Bratislava - Le Premier ministre slovaque Robert Fico a publié une déclaration confirmant que la Slovaquie avait demandé le report du vote sur le 18e paquet de sanctions de l'Union européenne (UE) à l'encontre de la Russie. Il a également demandé à la Commission européenne (CE) d'accorder une exemption qui permettrait au pays de continuer à importer du gaz russe dans le cadre d'un contrat avec Gazprom jusqu'en 2034.
M. Fico a décrit cette mesure comme nécessaire pour protéger les intérêts économiques et nationaux de la Slovaquie.

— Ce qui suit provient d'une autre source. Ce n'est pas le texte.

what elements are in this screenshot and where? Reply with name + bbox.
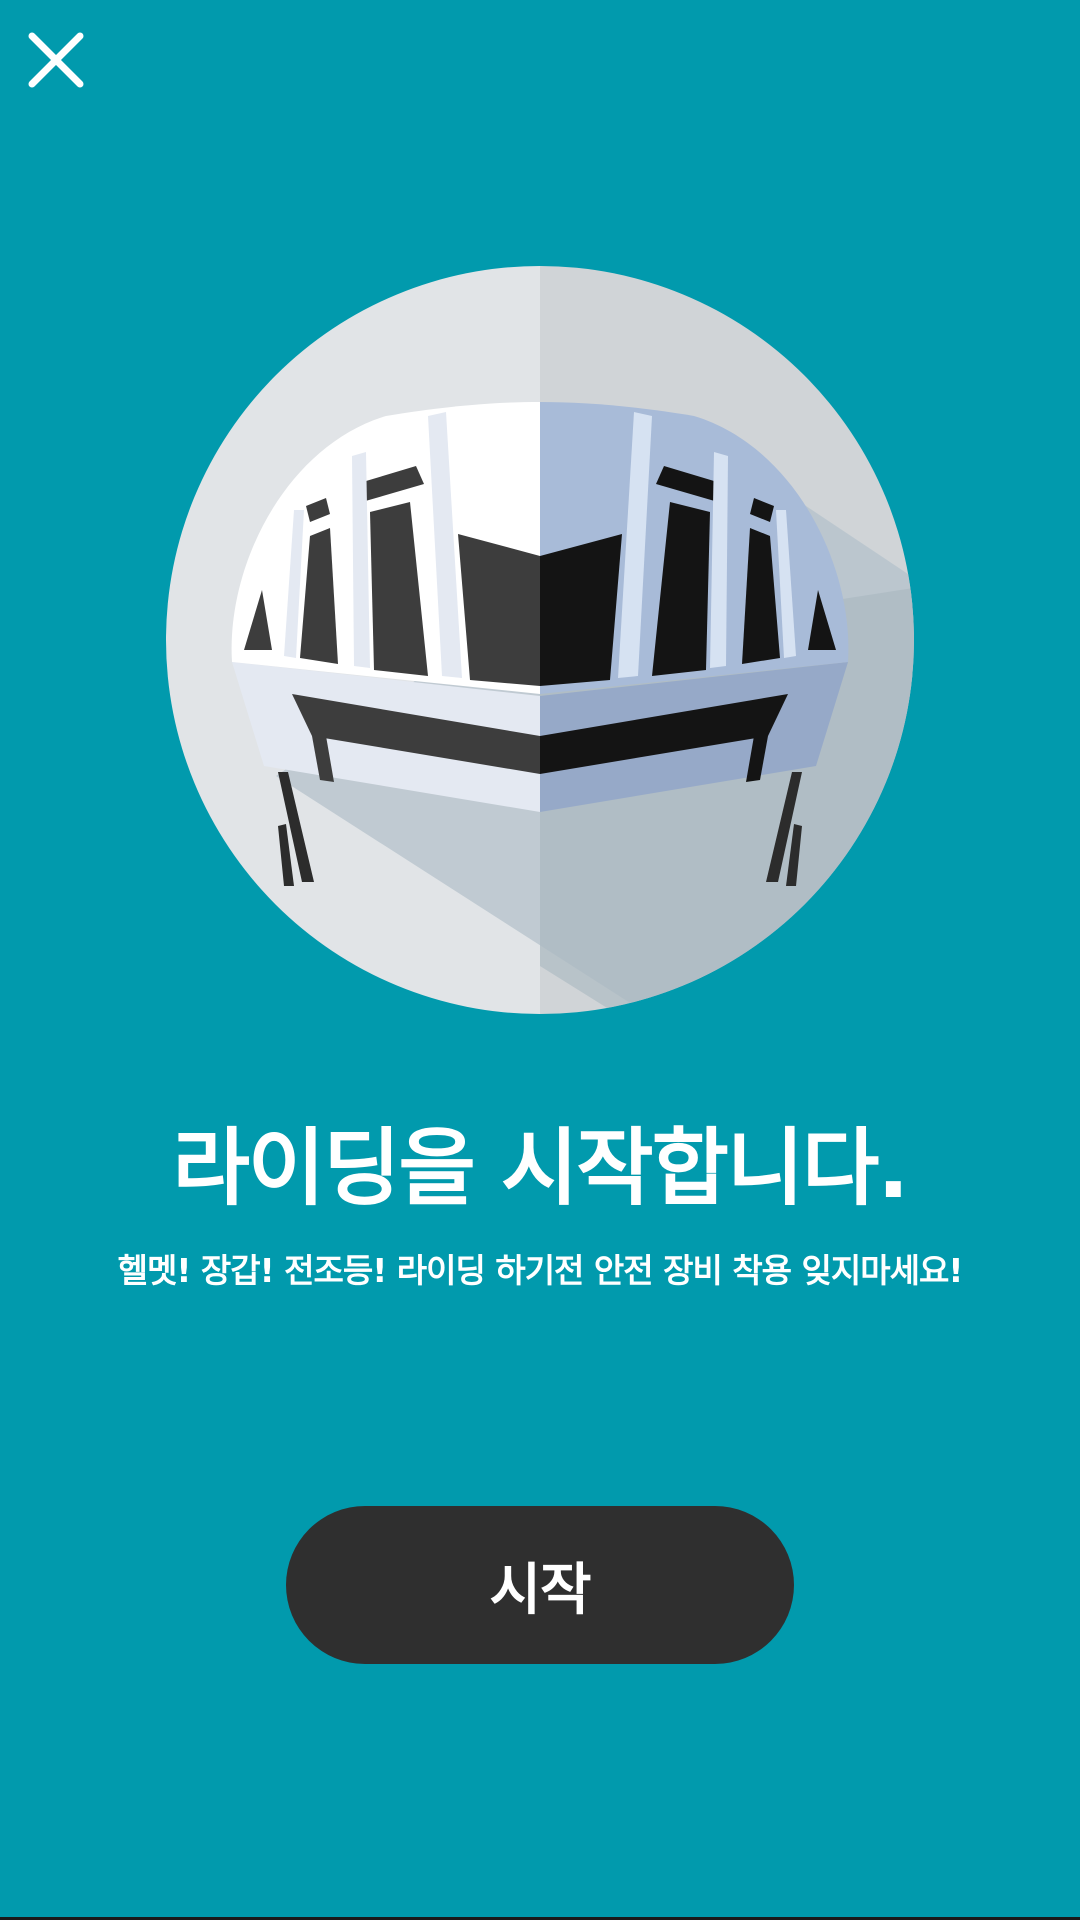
close-icon	[28, 32, 84, 88]
page-title: 라이딩을 시작합니다.	[172, 1119, 910, 1217]
safety-reminder-text: 헬멧! 장갑! 전조등! 라이딩 하기전 안전 장비 착용 잊지마세요!	[117, 1251, 964, 1290]
start-button[interactable]: 시작	[286, 1506, 794, 1664]
close-button[interactable]	[22, 26, 90, 94]
helmet-illustration	[166, 266, 914, 1014]
bicycle-helmet-icon	[166, 266, 914, 1014]
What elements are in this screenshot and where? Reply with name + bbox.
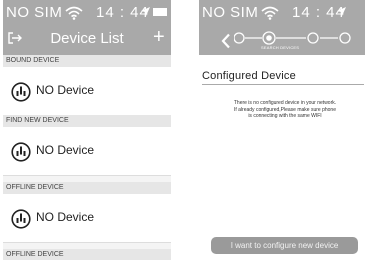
header-row: Device List + xyxy=(3,26,171,50)
section-header-find-new: FIND NEW DEVICE xyxy=(3,115,171,127)
configure-new-device-button[interactable]: I want to configure new device xyxy=(211,237,358,254)
back-arrow-icon[interactable] xyxy=(221,33,231,49)
device-label: NO Device xyxy=(36,210,95,224)
carrier-label: NO SIM xyxy=(202,4,259,21)
page-title: Configured Device xyxy=(202,70,296,82)
step-2-active-dot xyxy=(266,35,272,41)
stepper-track xyxy=(233,31,351,45)
list-item[interactable]: NO Device xyxy=(3,127,171,176)
section-header-offline: OFFLINE DEVICE xyxy=(3,249,171,260)
location-arrow-icon xyxy=(141,7,150,16)
step-1-dot xyxy=(233,32,245,44)
device-icon xyxy=(11,142,31,162)
location-arrow-icon xyxy=(337,7,346,16)
step-caption: SEARCH DEVICES xyxy=(261,45,300,50)
battery-icon xyxy=(153,8,167,16)
add-device-button[interactable]: + xyxy=(153,26,165,49)
info-message: There is no configured device in your ne… xyxy=(209,100,361,120)
step-4-dot xyxy=(339,32,351,44)
device-list-screen: NO SIM 14 : 44 Device List + BOUND DEVIC… xyxy=(3,0,171,260)
list-item[interactable]: NO Device xyxy=(3,67,171,116)
progress-stepper: SEARCH DEVICES xyxy=(233,31,354,51)
carrier-label: NO SIM xyxy=(6,4,63,21)
wifi-icon xyxy=(261,6,279,20)
step-3-dot xyxy=(307,32,319,44)
info-line: is connecting with the same WIFI xyxy=(248,113,322,119)
configured-device-screen: NO SIM 14 : 44 SEARCH DEVICES Configured… xyxy=(199,0,365,260)
wifi-icon xyxy=(65,6,83,20)
status-bar: NO SIM 14 : 44 xyxy=(199,0,365,24)
list-item[interactable]: NO Device xyxy=(3,194,171,243)
page-title: Device List xyxy=(50,30,124,47)
device-label: NO Device xyxy=(36,143,95,157)
device-label: NO Device xyxy=(36,83,95,97)
title-divider xyxy=(202,84,364,85)
device-icon xyxy=(11,209,31,229)
top-bar: NO SIM 14 : 44 Device List + xyxy=(3,0,171,55)
status-bar: NO SIM 14 : 44 xyxy=(3,0,171,24)
device-icon xyxy=(11,82,31,102)
top-bar: NO SIM 14 : 44 SEARCH DEVICES xyxy=(199,0,365,55)
section-header-offline: OFFLINE DEVICE xyxy=(3,182,171,194)
section-header-bound: BOUND DEVICE xyxy=(3,55,171,67)
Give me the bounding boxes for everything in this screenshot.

Cependant, la CE a refusé l'exemption, ce qui a suscité des inquiétudes quant à la sécurité énergétique du pays.
Selon un communiqué publié sur le site de l'Office du gouvernement de la République slovaque, M. Fico a chargé le représentant slovaque de proposer un report du vote sur les nouvelles sanctions lors de la réunion de l'UE. "Si des sanctions sont proposées qui menaceraient les intérêts économiques et nationaux de la République slovaque, nous ne voterons pas en leur faveur". a déclaré le Premier ministre. Il a souligné que le gouvernement avait lié l'approbation du 18e paquet de sanctions à la proposition de la CE de cesser d'importer du gaz russe afin de renforcer la position de négociation du pays. Sans garantie d'approvisionnement en gaz à des prix abordables, il existe un risque de pénurie d'énergie, d'augmentation des frais de transit et de forte hausse des prix pour les ménages et l'industrie.
M. Fico a également publié un document de la présidente de la Commission européenne, Ursula von der Leyen, qui contient six mesures visant à garantir l'approvisionnement en gaz à des prix équitables. Il estime toutefois que ces mesures sont insuffisantes si elles n'incluent pas une exemption pour le contrat de Gazprom. "Le contrat avec Gazprom est valable jusqu'en 2034, et le non-respect de ce contrat pourrait conduire à un arbitrage, ce qui entraînerait des pertes financières considérables". a prévenu le Premier ministre.
La Slovaquie dépend depuis longtemps du gaz russe, qui constitue un élément clé de son bouquet énergétique. Le contrat avec Gazprom garantit un approvisionnement stable à des prix relativement abordables, ce qui est crucial pour l'économie du pays. Selon les experts, le passage à d'autres sources, telles que le GNL en provenance des États-Unis ou du Moyen-Orient, augmenterait considérablement les coûts. En outre, la Slovaquie est un pays de transit important pour le gaz russe destiné à d'autres pays européens, ce qui génère des revenus importants grâce aux redevances de transit.
Depuis l'invasion de l'Ukraine par la Russie en février 2022, l'UE a adopté plusieurs paquets de sanctions contre la Russie afin de limiter ses opportunités économiques et le financement de la guerre. Toutefois, ces sanctions provoquent des tensions dans des pays tels que la Slovaquie et la Hongrie, qui sont dépendants de la Russie sur le plan énergétique. M. Fico a critiqué l'approche de la Commission européenne, affirmant que les sanctions ne devaient pas mettre en péril le niveau de vie des citoyens ou la compétitivité de l'industrie slovaque.
La position de M. Fico n'est pas surprenante étant donné sa politique à long terme, qui met l'accent sur les intérêts nationaux et une approche pragmatique de la politique énergétique. Cependant, l'opposition slovaque critique le premier ministre pour ses actions qui affaiblissent l'unité de l'UE vis-à-vis de la Russie. Au contraire, M. Fico affirme que, sans exception, la Slovaquie serait confrontée à des risques économiques, tandis que d'autres pays de l'UE moins dépendants du gaz russe ne ressentiraient pas aussi fortement l'impact des sanctions.
Selon les analystes, un report du vote pourrait compliquer les négociations au sein de l'UE, car les sanctions requièrent le consentement unanime de tous les États membres. Le lien établi par M. Fico entre les sanctions et la question du gaz suggère une tentative d'utiliser la position de la Slovaquie pour obtenir des conditions plus favorables.